There has been a lot of nutritional research over the past ten years which means that there are many more good quality products produced today and many more educated consumers to buy them. Unfortunately there are also many charlatans who jump on the ‘healthy food’ bandwagon and try to pass off inferior protein bars using slick marketing and branding techniques (which have also come a long way, of course).
Fortunately, the FSA has ensured that labeling needs to be better than ever and so we can always see exactly what is in our ‘health’ foods if we choose to look.
The first element to look for in a pure protein protein bar is, of course, the amount of protein it contains. It is recommended that we each consume at least 50g per day and, as the Moore study above shows, taking in 20g of protein has proven benefits so it makes sense to make this figure a benchmark.
Of course, best protein bars don’t just contain protein and the best products include a balance of protein, carbohydrate, fat, vitamins and minerals to sustain you through your workout.
However, many so-called protein bars contain far more sugar than is needed. As a guide, a protein bar containing more than 25g sugar should be avoided, although a man could get away with a bar containing up to 37.5g. The deleterious effects of consuming too much sugar are spelt out in one of my previous articles, which asks the question: Sugar: A Sweet “Poison”?
As well as sugars, there are likely to be other carbohydrates present and this complicates matters a little. A handy rule of thumb to follow when shopping around is to subtract the amount of fiber (in grams) from the carbohydrate value and compare this result with the amount of protein present; if there is more protein than carbs then this is a positive sign.

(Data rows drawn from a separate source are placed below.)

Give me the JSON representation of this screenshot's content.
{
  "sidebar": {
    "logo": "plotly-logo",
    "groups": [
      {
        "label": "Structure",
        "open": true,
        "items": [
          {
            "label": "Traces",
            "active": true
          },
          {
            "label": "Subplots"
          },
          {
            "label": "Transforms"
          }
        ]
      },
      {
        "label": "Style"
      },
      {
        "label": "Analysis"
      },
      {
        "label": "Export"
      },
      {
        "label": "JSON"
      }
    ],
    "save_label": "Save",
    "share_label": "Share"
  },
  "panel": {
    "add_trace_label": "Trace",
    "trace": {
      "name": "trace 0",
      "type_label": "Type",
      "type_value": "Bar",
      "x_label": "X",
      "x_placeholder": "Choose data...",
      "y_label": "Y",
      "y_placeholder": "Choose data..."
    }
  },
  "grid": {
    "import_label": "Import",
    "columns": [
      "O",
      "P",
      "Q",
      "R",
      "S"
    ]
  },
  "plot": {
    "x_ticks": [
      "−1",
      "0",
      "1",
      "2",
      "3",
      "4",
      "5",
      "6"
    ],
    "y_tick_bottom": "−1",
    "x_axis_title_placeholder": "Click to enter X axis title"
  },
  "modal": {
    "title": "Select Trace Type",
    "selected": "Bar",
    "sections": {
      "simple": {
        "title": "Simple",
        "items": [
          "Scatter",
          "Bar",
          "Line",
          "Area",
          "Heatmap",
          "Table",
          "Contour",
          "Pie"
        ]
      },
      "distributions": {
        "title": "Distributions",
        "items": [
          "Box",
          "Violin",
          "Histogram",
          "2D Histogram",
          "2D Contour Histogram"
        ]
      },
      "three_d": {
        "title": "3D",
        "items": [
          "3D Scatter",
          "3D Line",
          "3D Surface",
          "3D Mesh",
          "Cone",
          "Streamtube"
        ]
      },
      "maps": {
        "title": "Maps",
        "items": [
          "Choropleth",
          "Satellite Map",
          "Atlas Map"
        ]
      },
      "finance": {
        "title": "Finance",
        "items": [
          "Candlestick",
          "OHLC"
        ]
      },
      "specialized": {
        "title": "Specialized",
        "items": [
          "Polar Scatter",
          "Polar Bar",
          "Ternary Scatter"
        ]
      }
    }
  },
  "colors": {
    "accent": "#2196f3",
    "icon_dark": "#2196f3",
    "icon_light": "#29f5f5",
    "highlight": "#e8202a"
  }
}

Are you looking mainly to lose weight or build bulk? Carbohydrates, together with fat content, will have a huge bearing on the overall calorific value of the bar and, as this Bodybuilding.com article reveals, calorific content can range from 70 to nearly 500 per bar – a huge difference! Weight loss expert Jillian Michaels explains that if you are targeting weight loss and/or eating protein bars between meals it is best to stick to a bar that contains around 220 calories. On the other hand, 300 or even 400 calories may be acceptable if you are eating protein bars to replace meals and/or looking purely to add bulk.

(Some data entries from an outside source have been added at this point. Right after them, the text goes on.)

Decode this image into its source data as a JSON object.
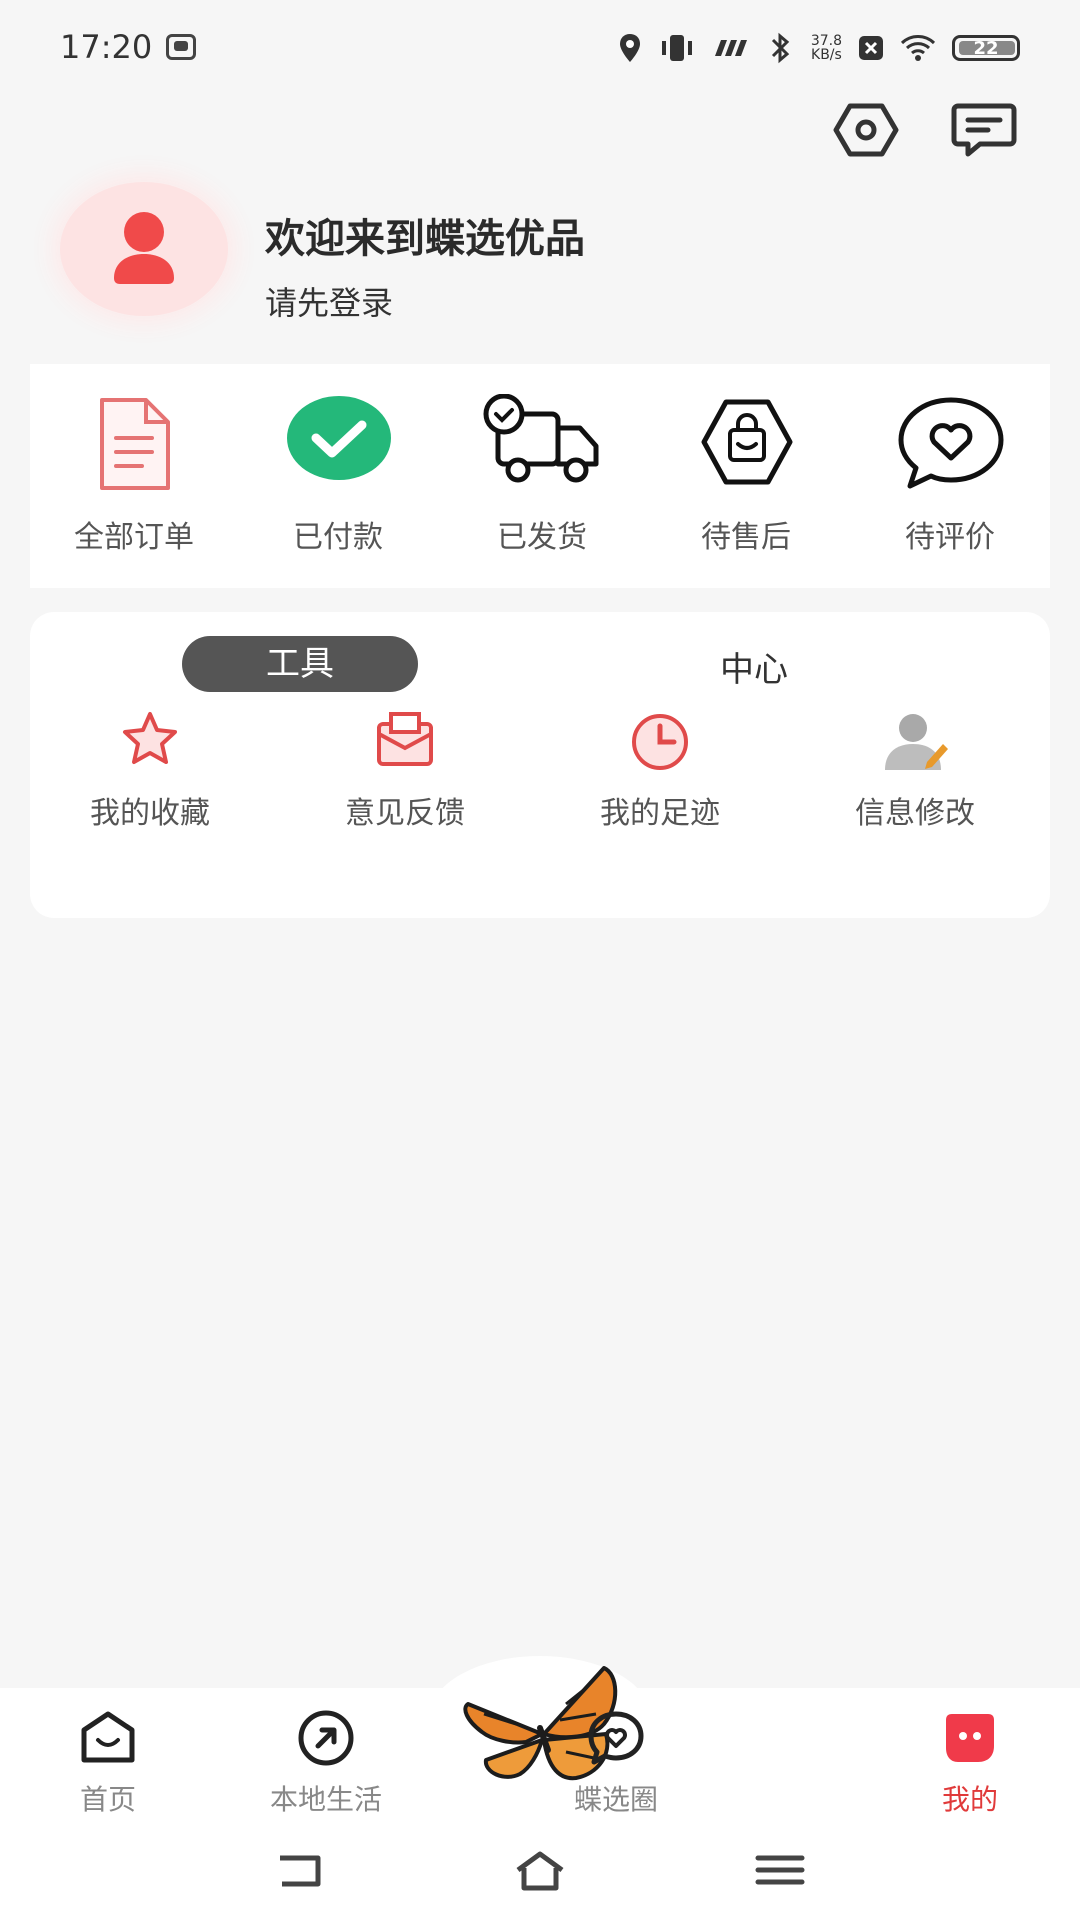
{
  "status_bar": {
    "time": "17:20",
    "speed_value": "37.8",
    "speed_unit": "KB/s",
    "battery": "22"
  },
  "header": {
    "settings_icon": "hexagon-settings-icon",
    "message_icon": "message-icon"
  },
  "profile": {
    "welcome": "欢迎来到蝶选优品",
    "login_prompt": "请先登录"
  },
  "orders": {
    "items": [
      {
        "label": "全部订单",
        "icon": "document-icon"
      },
      {
        "label": "已付款",
        "icon": "check-circle-icon"
      },
      {
        "label": "已发货",
        "icon": "truck-icon"
      },
      {
        "label": "待售后",
        "icon": "shopping-bag-icon"
      },
      {
        "label": "待评价",
        "icon": "heart-bubble-icon"
      }
    ]
  },
  "tools": {
    "tab_tools": "工具",
    "tab_center": "中心",
    "items": [
      {
        "label": "我的收藏",
        "icon": "star-icon"
      },
      {
        "label": "意见反馈",
        "icon": "mail-icon"
      },
      {
        "label": "我的足迹",
        "icon": "clock-icon"
      },
      {
        "label": "信息修改",
        "icon": "user-edit-icon"
      }
    ]
  },
  "bottom_nav": {
    "items": [
      {
        "label": "首页",
        "icon": "home-smile-icon",
        "active": false
      },
      {
        "label": "本地生活",
        "icon": "compass-icon",
        "active": false
      },
      {
        "label": "",
        "icon": "butterfly-icon",
        "active": false
      },
      {
        "label": "蝶选圈",
        "icon": "heart-chat-icon",
        "active": false
      },
      {
        "label": "我的",
        "icon": "face-icon",
        "active": true
      }
    ]
  },
  "colors": {
    "accent": "#e03a3a",
    "paid_green": "#24b87a",
    "background": "#f6f6f6"
  }
}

Returning to fiber; if a bar has a high fiber content you can consider that an extra bonus, particularly if these are pre-biotic super-fibers such as inulin and isomalto-oligosaccharides, as explained in this Calories Proper piece.
The Best Bars for Nutrition
So far then, we have discovered that the best protein bars are those with at least 20g of soy or animal whey protein and less than this amount of net carbohydrates (i.e total carbohydrates minus fiber). High levels of fiber, minerals and vitamins are a bonus but the most suitable calorific value will depend on your overall nutritional strategy (as well as a range of factors including age, gender and activity levels).
When researching the good protein bars for overall nutrition, you’ll find that our EnergyFirst Permalean® bars tick all of the boxes signifying a quality product. For a start, Permalean® exceeds the magic number of 20g from the Moore study by packing in 23g of whey protein. Total carbohydrates also amount to 23g, but at least 9g (depending on the flavour) is fiber, including pre-biotic isomalto-oligosaccharides, leaving net carbohydrates well behind protein. With only 4g of sugar per bar, Permalean® is well below recommended maximums here too and is also gluten-free. Also available on reduced rate in box of 12 as a multi-pack.
So now you know why protein bars can be good for you, and how to sort the healthy types from the pretenders, you should be able to set aside the marketing buzz and make a sound, evidence-based decision on whether to join the protein bar fan club.